Светлый фон
Conversation futile

– Однако слова, а не что-то иное, определяют и наше бытие, и отношение к себе, и – к миру. А твое отношение ко всему перечисленному тем более любопытно, учитывая, сколько усилий ты прилагаешь к тому, чтобы ненароком не проболтаться мне о своей печальной биографии. Итак, Александер фон Лютцов, к кому ты относишь себя?

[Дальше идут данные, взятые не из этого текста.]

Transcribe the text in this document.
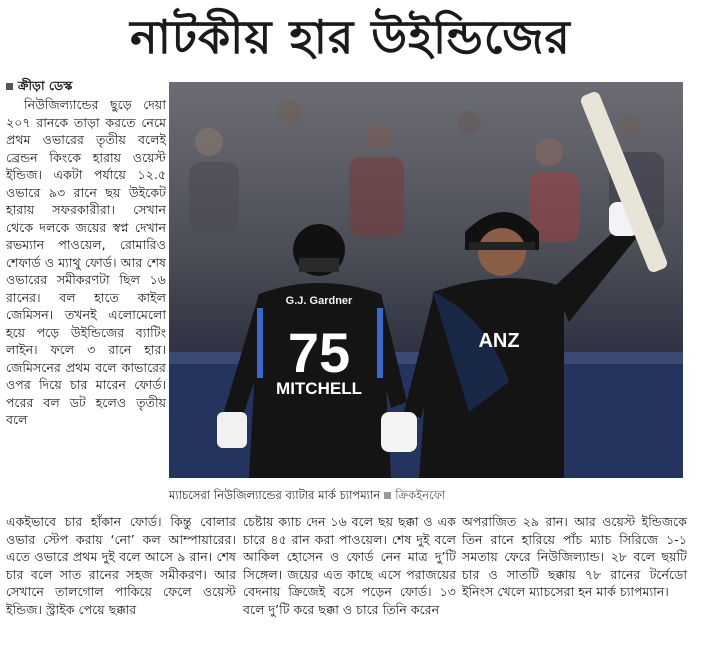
নাটকীয় হার উইন্ডিজের
ক্রীড়া ডেস্ক

নিউজিল্যান্ডের ছুড়ে দেয়া ২০৭ রানকে তাড়া করতে নেমে প্রথম ওভারের তৃতীয় বলেই ব্রেন্ডন কিংকে হারায় ওয়েস্ট ইন্ডিজ। একটা পর্যায়ে ১২.৫ ওভারে ৯৩ রানে ছয় উইকেট হারায় সফরকারীরা। সেখান থেকে দলকে জয়ের স্বপ্ন দেখান রভম্যান পাওয়েল, রোমারিও শেফার্ড ও ম্যাথু ফোর্ড। আর শেষ ওভারের সমীকরণটা ছিল ১৬ রানের। বল হাতে কাইল জেমিসন। তখনই এলোমেলো হয়ে পড়ে উইন্ডিজের ব্যাটিং লাইন। ফলে ৩ রানে হার। জেমিসনের প্রথম বলে কাভারের ওপর দিয়ে চার মারেন ফোর্ড। পরের বল ডট হলেও তৃতীয় বলে

G.J. Gardner
75
MITCHELL
ANZ
ম্যাচসেরা নিউজিল্যান্ডের ব্যাটার মার্ক চ্যাপম্যান ক্রিকইনফো

একইভাবে চার হাঁকান ফোর্ড। কিন্তু বোলার ওভার স্টেপ করায় ‘নো’ কল আম্পায়ারের। এতে ওভারে প্রথম দুই বলে আসে ৯ রান। শেষ চার বলে সাত রানের সহজ সমীকরণ। আর সেখানে তালগোল পাকিয়ে ফেলে ওয়েস্ট ইন্ডিজ। স্ট্রাইক পেয়ে ছক্কার

চেষ্টায় ক্যাচ দেন ১৬ বলে ছয় ছক্কা ও এক চারে ৪৫ রান করা পাওয়েল। শেষ দুই বলে আকিল হোসেন ও ফোর্ড নেন মাত্র দু’টি সিঙ্গেল। জয়ের এত কাছে এসে পরাজয়ের বেদনায় ক্রিজেই বসে পড়েন ফোর্ড। ১৩ বলে দু’টি করে ছক্কা ও চারে তিনি করেন

অপরাজিত ২৯ রান। আর ওয়েস্ট ইন্ডিজকে তিন রানে হারিয়ে পাঁচ ম্যাচ সিরিজে ১-১ সমতায় ফেরে নিউজিল্যান্ড। ২৮ বলে ছয়টি চার ও সাতটি ছক্কায় ৭৮ রানের টর্নেডো ইনিংস খেলে ম্যাচসেরা হন মার্ক চ্যাপম্যান।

– Ненавижу инквизиторов, – покривился стриг с усмешкой. – Никакие самые лучшие переводчики на свете не умеют так цепляться к словам… Я слишком человечен для стрига и слишком стриг для человека; чего ты от меня хочешь? Я – помню, кто я. Не собираюсь jouer les martyrs[122], однако не могу не заметить, что с твоей стороны весьма… неделикатно осаждать меня подобными разговорами. Я, заметь, не выспрашиваю у тебя детальностей той ночи, что прошла в замке фон Курценхальма, и не заставляю подробно описывать то, что ты чувствовал, лежа на полу среди огня. Не подначиваю, когда ты, приходя в мой дом, пробегаешь коридор со светильниками, точно это свора голодных псов. Оставь и ты мое прошлое – мне.

jouer les martyrs

– Ну, о той ночи и своей нежной дружбе с пламенем я уже говорил столько раз, – возразил Курт уверенно, – что ничего, кроме легкого раздражения, не испытываю. Что же до тебя, то – быть может, именно «поговорить» тебе и недостает? Твоя прикроватная мышь наверняка не знает подробностей твоей жизни, Эрнста Хоффманна больше нет, и варить все это в себе…

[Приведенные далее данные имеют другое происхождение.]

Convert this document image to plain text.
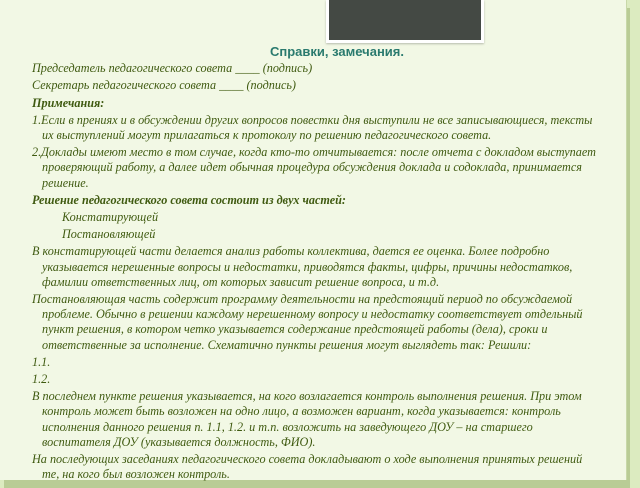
Справки, замечания.
Председатель педагогического совета ____ (подпись)
Секретарь педагогического совета ____ (подпись)
Примечания:
1.Если в прениях и в обсуждении других вопросов повестки дня выступили не все записывающиеся, тексты их выступлений могут прилагаться к протоколу по решению педагогического совета.
2.Доклады имеют место в том случае, когда кто-то отчитывается: после отчета с докладом выступает проверяющий работу, а далее идет обычная процедура обсуждения доклада и содоклада, принимается решение.
Решение педагогического совета состоит из двух частей:
Констатирующей
Постановляющей
В констатирующей части делается анализ работы коллектива, дается ее оценка. Более подробно указывается нерешенные вопросы и недостатки, приводятся факты, цифры, причины недостатков, фамилии ответственных лиц, от которых зависит решение вопроса, и т.д.
Постановляющая часть содержит программу деятельности на предстоящий период по обсуждаемой проблеме. Обычно в решении каждому нерешенному вопросу и недостатку соответствует отдельный пункт решения, в котором четко указывается содержание предстоящей работы (дела), сроки и ответственные за исполнение. Схематично пункты решения могут выглядеть так: Решили:
1.1.
1.2.
В последнем пункте решения указывается, на кого возлагается контроль выполнения решения. При этом контроль может быть возложен на одно лицо, а возможен вариант, когда указывается: контроль исполнения данного решения п. 1.1, 1.2. и т.п. возложить на заведующего ДОУ – на старшего воспитателя ДОУ (указывается должность, ФИО).
На последующих заседаниях педагогического совета докладывают о ходе выполнения принятых решений те, на кого был возложен контроль.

– Ненавижу инквизиторов, – повторил фон Вегерхоф четко. – Знаешь, Гессе, ты прав в одном: Эрнста больше нет. Откровения – это шаг через порог, отделяющий простое знакомство от чего-то большего, а я не желаю заводить друзей. Не хочу иметь близких, которых – ведь я это знаю доподлинно – вскоре потеряю. Я избавлюсь от своей любовницы как можно раньше – именно чтобы не видеть, как она меняется. Мой духовник состарился на моих глазах, и близится день, когда я останусь без него. Человек, которому я верил, погиб. Милая и веселая дамочка Адельхайда станет старухой и умрет. Так будет всегда. Со всеми. И пусть это будут посторонние, чужие мне люди, которые не помнят обо мне и о которых не помню я. Я не желаю распахивать перед тобой душу, Гессе, именно потому, что ты славный парень, и я очень не хочу, чтобы ты мне понравился еще больше, чтобы мне стало больно и мерзко, когда я встречу тебя через двадцать лет. Я хочу, чтобы, когда лет через тридцать напротив меня за столом будет сидеть очередной юный щенок, рассказывая о твоей смерти, мне было все равно. Это – достаточно откровенное признание, майстер инквизитор?